Is there a list of geodata issues, somewhere? Can you give some example? GFS focuses on both: overall quality measures and very domain specific adaptations. We will also try to flag these issues for Wikipedians.
So I see that there is some notion of what is good and what not by source. Do you have a reference dataset as well, or would that be NaturalEarth itself? What would help you to measure completeness for adding concordances to NaturalEarth.
-- Sebastian
On 24.08.19 21:26, Imre Samu wrote:
For geodata ( human settlements/rivers/mountains/... ) ( with GPS coordinates ) my simple rules:
- if it has a "local wikipedia pages" or any big
lang["EN/FR/PT/ES/RU/.."] wikipedia page .. than it is OK.

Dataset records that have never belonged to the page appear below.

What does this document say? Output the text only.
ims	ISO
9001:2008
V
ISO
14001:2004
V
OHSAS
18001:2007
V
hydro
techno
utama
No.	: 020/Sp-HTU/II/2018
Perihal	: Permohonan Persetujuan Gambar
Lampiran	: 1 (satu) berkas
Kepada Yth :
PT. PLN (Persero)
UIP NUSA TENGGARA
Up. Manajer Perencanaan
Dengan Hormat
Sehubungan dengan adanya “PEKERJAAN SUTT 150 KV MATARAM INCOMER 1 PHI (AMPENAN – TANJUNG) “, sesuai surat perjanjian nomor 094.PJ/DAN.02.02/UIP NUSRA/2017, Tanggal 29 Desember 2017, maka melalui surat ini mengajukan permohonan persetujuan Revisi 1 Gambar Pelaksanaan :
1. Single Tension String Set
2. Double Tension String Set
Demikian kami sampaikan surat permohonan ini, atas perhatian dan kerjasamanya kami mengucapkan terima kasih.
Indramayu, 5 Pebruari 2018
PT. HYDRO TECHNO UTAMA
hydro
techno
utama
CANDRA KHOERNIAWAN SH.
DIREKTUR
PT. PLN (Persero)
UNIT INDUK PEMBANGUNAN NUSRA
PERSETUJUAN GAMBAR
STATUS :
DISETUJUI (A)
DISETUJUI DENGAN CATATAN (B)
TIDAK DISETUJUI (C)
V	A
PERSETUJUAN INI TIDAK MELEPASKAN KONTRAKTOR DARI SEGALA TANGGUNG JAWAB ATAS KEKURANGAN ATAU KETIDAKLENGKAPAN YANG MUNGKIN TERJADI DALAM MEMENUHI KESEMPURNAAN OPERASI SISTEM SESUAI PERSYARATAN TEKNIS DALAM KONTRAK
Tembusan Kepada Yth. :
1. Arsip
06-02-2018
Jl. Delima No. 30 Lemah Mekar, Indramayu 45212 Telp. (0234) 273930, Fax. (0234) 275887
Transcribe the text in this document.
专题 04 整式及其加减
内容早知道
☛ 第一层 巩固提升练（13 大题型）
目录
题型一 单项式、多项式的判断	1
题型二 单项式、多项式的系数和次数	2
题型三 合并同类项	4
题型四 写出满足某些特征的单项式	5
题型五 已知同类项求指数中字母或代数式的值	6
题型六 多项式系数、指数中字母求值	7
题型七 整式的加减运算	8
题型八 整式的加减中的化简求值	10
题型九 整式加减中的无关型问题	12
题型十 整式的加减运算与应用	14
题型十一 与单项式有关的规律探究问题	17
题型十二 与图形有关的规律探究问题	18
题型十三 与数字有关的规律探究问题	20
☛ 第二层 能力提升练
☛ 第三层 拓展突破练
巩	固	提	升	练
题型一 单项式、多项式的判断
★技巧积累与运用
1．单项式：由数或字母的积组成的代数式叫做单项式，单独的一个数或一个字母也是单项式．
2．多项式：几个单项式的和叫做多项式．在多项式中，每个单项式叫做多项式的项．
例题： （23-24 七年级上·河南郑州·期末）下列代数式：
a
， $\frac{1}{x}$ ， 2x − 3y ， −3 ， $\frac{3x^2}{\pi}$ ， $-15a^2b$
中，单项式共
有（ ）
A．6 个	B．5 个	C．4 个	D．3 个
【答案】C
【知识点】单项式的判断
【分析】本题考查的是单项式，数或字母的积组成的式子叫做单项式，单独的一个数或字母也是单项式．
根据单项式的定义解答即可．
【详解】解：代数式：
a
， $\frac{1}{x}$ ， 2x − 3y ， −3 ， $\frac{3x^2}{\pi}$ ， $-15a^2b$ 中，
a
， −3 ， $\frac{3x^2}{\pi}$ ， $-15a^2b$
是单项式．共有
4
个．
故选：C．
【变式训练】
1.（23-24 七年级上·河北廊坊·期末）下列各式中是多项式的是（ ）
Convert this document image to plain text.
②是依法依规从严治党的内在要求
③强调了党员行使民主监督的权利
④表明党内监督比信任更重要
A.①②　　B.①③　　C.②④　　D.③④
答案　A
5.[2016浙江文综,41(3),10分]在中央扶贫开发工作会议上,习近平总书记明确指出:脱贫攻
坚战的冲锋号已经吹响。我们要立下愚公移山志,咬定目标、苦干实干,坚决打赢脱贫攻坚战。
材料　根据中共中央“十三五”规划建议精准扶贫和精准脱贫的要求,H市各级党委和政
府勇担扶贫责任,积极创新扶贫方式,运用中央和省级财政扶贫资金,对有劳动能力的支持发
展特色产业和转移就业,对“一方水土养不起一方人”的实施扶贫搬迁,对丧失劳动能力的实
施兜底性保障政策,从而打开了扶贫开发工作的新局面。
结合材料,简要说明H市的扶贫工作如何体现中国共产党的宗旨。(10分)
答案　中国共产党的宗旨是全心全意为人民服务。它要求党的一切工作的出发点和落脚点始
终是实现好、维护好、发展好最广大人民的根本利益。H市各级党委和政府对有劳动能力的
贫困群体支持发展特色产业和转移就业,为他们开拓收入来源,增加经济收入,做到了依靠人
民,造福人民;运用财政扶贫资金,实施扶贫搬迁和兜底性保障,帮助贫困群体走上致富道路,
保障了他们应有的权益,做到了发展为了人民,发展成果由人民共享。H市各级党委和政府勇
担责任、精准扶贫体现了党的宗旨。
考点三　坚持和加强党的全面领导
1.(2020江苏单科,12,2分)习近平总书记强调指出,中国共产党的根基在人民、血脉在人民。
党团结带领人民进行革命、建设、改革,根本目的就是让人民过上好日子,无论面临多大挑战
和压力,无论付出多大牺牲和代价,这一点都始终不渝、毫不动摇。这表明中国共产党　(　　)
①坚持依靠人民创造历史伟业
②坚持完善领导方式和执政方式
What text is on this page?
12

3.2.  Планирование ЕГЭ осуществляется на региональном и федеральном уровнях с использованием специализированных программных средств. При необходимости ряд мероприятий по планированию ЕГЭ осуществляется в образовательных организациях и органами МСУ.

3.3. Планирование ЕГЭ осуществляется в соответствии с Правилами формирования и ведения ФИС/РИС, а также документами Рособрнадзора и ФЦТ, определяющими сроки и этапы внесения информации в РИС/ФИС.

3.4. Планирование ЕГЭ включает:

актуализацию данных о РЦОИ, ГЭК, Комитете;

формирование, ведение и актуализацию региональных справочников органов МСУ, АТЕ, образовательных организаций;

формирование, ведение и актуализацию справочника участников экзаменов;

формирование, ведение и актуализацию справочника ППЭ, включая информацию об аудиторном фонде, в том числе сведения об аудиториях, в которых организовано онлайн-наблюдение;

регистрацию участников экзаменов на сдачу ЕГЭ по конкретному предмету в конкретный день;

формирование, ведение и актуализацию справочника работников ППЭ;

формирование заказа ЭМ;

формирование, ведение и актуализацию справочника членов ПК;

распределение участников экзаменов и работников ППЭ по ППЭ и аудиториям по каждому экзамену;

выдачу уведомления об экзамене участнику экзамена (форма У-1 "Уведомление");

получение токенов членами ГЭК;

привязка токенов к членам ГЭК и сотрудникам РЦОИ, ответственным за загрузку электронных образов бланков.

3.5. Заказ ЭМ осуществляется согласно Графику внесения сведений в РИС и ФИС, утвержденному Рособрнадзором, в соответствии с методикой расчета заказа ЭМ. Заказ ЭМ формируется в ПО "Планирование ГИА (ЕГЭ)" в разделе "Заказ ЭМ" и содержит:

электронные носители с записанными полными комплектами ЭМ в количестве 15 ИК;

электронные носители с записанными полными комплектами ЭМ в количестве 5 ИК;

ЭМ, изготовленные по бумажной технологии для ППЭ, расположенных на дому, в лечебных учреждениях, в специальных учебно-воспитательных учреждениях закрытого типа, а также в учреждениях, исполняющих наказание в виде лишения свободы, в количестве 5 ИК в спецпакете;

- if it is only in "cebuano" AND outside of "cebuano BBOX" -> then
.... this is lower quality
- only:{shwiki+srwiki} AND outside of "sh"&"sr" BBOX -> this is lower
quality
- only {huwiki} AND outside of CentralEuropeBBOX -> this is lower quality
- geodata without GPS coordinate -> ...
- ....
so my rules based on wikipedia pages and languages areas ... and I prefer wikidata - with local wikipedia pages.
This is based on my experience - adding Wikidata ID concordances to NaturalEarth ( https://www.naturalearthdata.com/blog/%C2%A0)